The combination of mouse research and the exploitation of people's genetic data to confirm the relevance of drug targets makes this new research a "historical document," says Jin-Moo Lee, co-director of Barnes-Jewish Hospital. Hospital and cerebrovascular center of the University of Washington. in Saint Louis who was not involved in the work.

At the end of 2018, He Jiankui, then at the Southern University of Science and Technology in China, said he published the CCR5 the genes of the twins at the embryonic stage to protect them against HIV infection. The one-of-a-kind result was apparently healthy twin daughters born without CCR5, He said.

Carmichael and others have spent years researching genes and other biological pathways that could lead to the development of drugs to help the brain repair itself after a stroke or brain injury. CCR5 is the first candidate of this type to show real promise, say some experts. For patients with stroke or head trauma, "I believe this is the beginning of hope," says Alcino Silva, a neuroscientist at the University of California , United States. who worked with Carmichael on the new study. The results were published this week in Cell.

The drug used to block the activity of CCR5 has been on the market since 2007 and is approved as a treatment to slow the spread of HIV and AIDS. Carmichael administered the drug, called maraviroc, to stroke-induced mice. Abolishing gene activity in brain motor neurons "has had a dramatic effect on recovery," he says. The drug does not easily cross the blood-brain barrier, but enough to preserve the brain connections involved in chemical signaling and increase connectivity between brain regions, the study showed.

For the human validation component of the study, the team examined 68 people without CCR5 genes, with 446 controls.
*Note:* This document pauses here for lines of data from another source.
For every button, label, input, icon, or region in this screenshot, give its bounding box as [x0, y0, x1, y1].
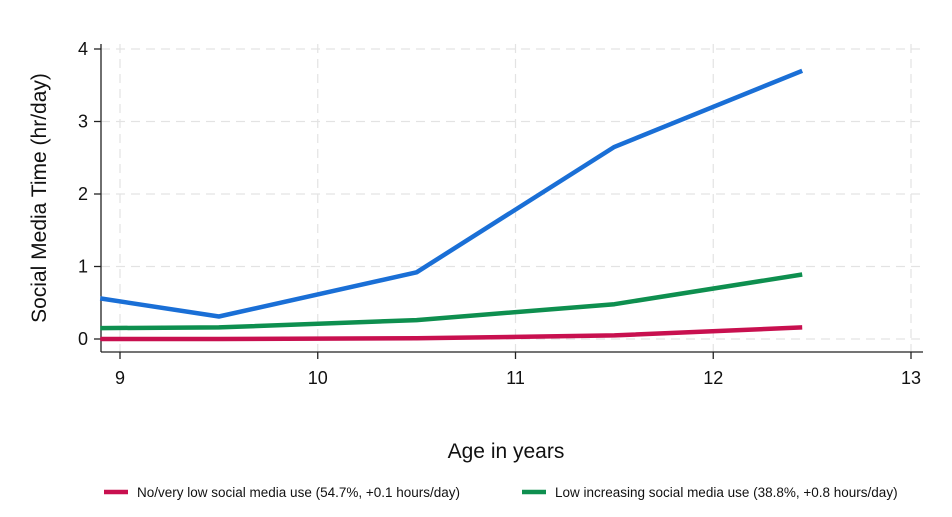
grid	[101, 44, 923, 352]
y-tick-label: 3	[78, 112, 88, 132]
y-tick-label: 4	[78, 39, 88, 59]
x-tick-label: 10	[308, 368, 328, 388]
legend-label-2: Low increasing social media use (38.8%, …	[555, 485, 898, 500]
legend-label-1: No/very low social media use (54.7%, +0.…	[137, 485, 460, 500]
x-tick-label: 13	[901, 368, 921, 388]
series-line-1	[100, 325, 803, 342]
y-tick-label: 0	[78, 329, 88, 349]
x-tick-label: 9	[115, 368, 125, 388]
series-line-2	[100, 272, 803, 331]
x-tick-label: 12	[703, 368, 723, 388]
x-axis-title: Age in years	[448, 440, 565, 463]
x-tick-label: 11	[506, 368, 525, 388]
y-tick-label: 2	[78, 184, 88, 204]
axes	[100, 44, 923, 353]
y-axis-title: Social Media Time (hr/day)	[28, 73, 51, 323]
series-line-3	[99, 68, 804, 319]
series	[99, 68, 804, 342]
y-tick-label: 1	[78, 257, 88, 277]
legend: No/very low social media use (54.7%, +0.…	[104, 485, 898, 500]
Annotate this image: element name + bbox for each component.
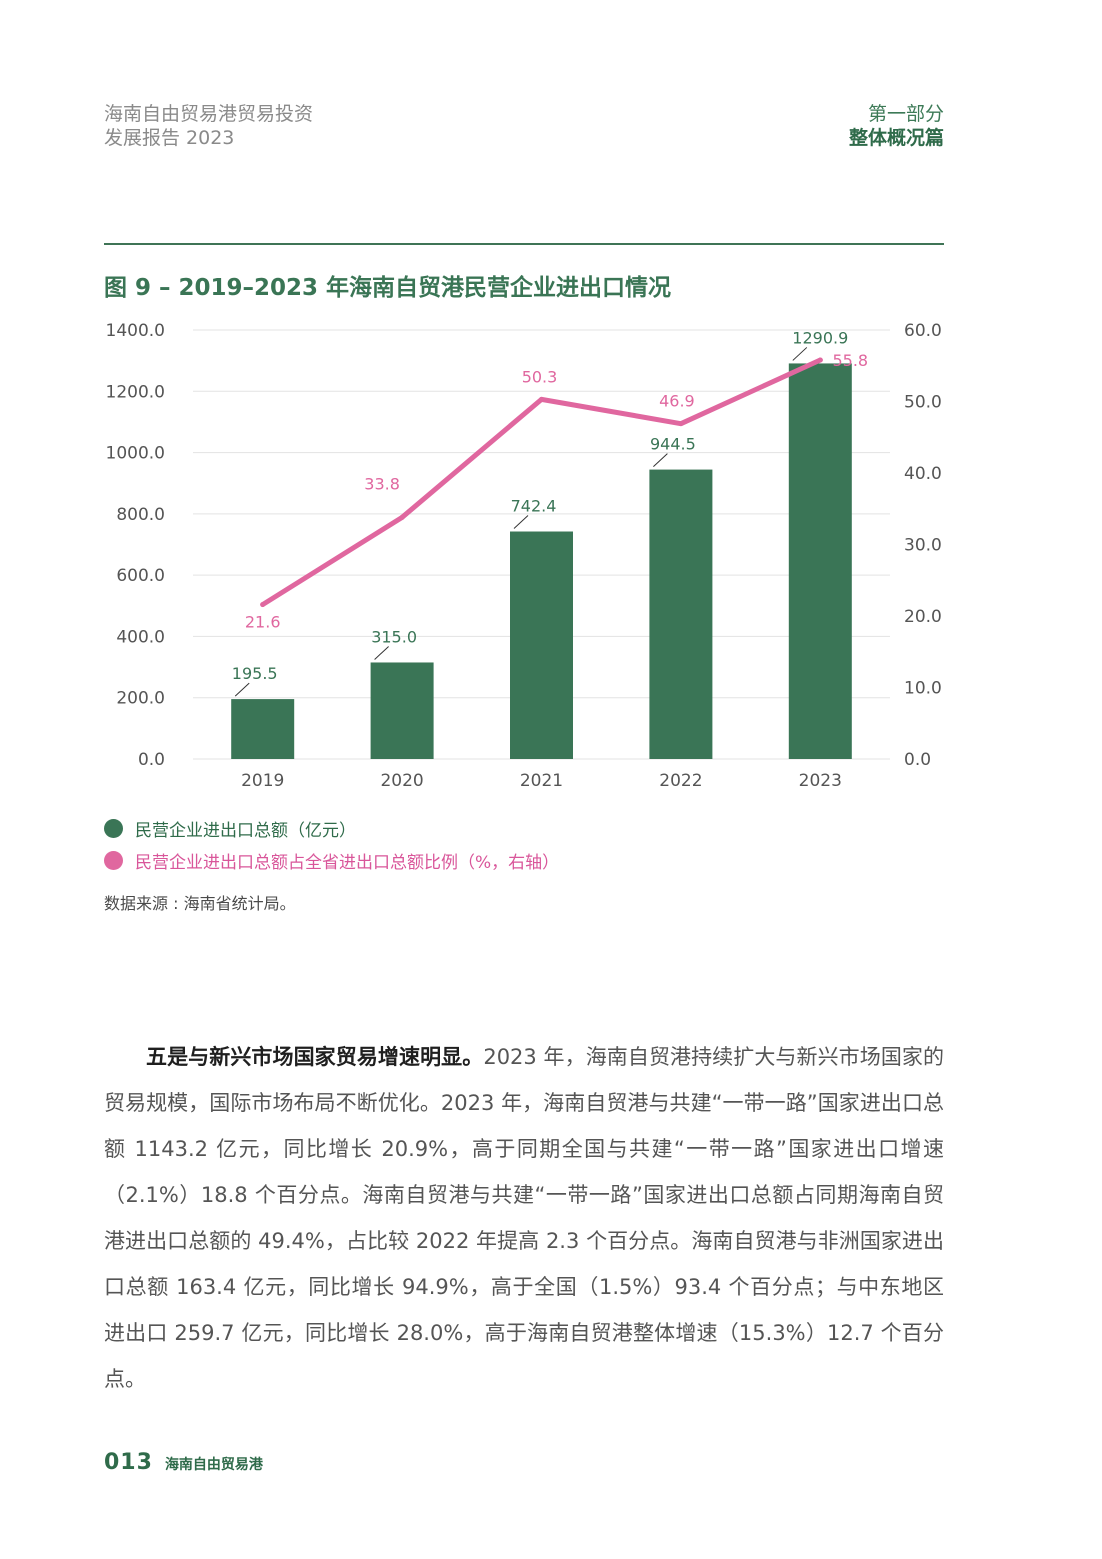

Those who suffered a stroke – and who also had the natural suppression of the gene – recovered their movement abilities faster and had fewer cognitive deficits several months after the stroke, than patients whose CCR5. The exact mechanism behind the result is unknown. In healthy people, the CCR5 The gene is thought to promote learning and memory by acting as a "stop" signal, inviting neurons to keep only one memory and keep it, rather than continuing to receive and retain each incoming signal, says Carmichael. Immediately after a stroke or brain injury, the gene helps reduce the excitability of neurons, thereby limiting damage, he says. But if the gene continues to emit stop signals, it also interferes with the brain's ability to make new connections and repair the damage, he adds.

Carmichael's approach is to deactivate these signals by encouraging patients to take the drug about five to seven days after a stroke and keeping them for about three months, allowing the brain to recover better. In ongoing clinical trials, participants also undergo intensive physical therapy to restore movement. This two-pronged therapeutic approach is important, says Steven Cramer, recovery expert after a stroke at the University of California at Irvine, who did not participate in the research. Pharmacotherapy can open the door to reconfiguring brain circuits, but recovery also requires individual effort, as does learning the task in the first place, he notes. "It's not because you're spreading magic goblin dust on the brain that you're solving the problem," he says. "You have to pair it with experiential training."

Cramer says that he thinks the treatment with anti-CCR5 the drugs could become "one of the main pillars" of therapeutic advances in recovery after stroke.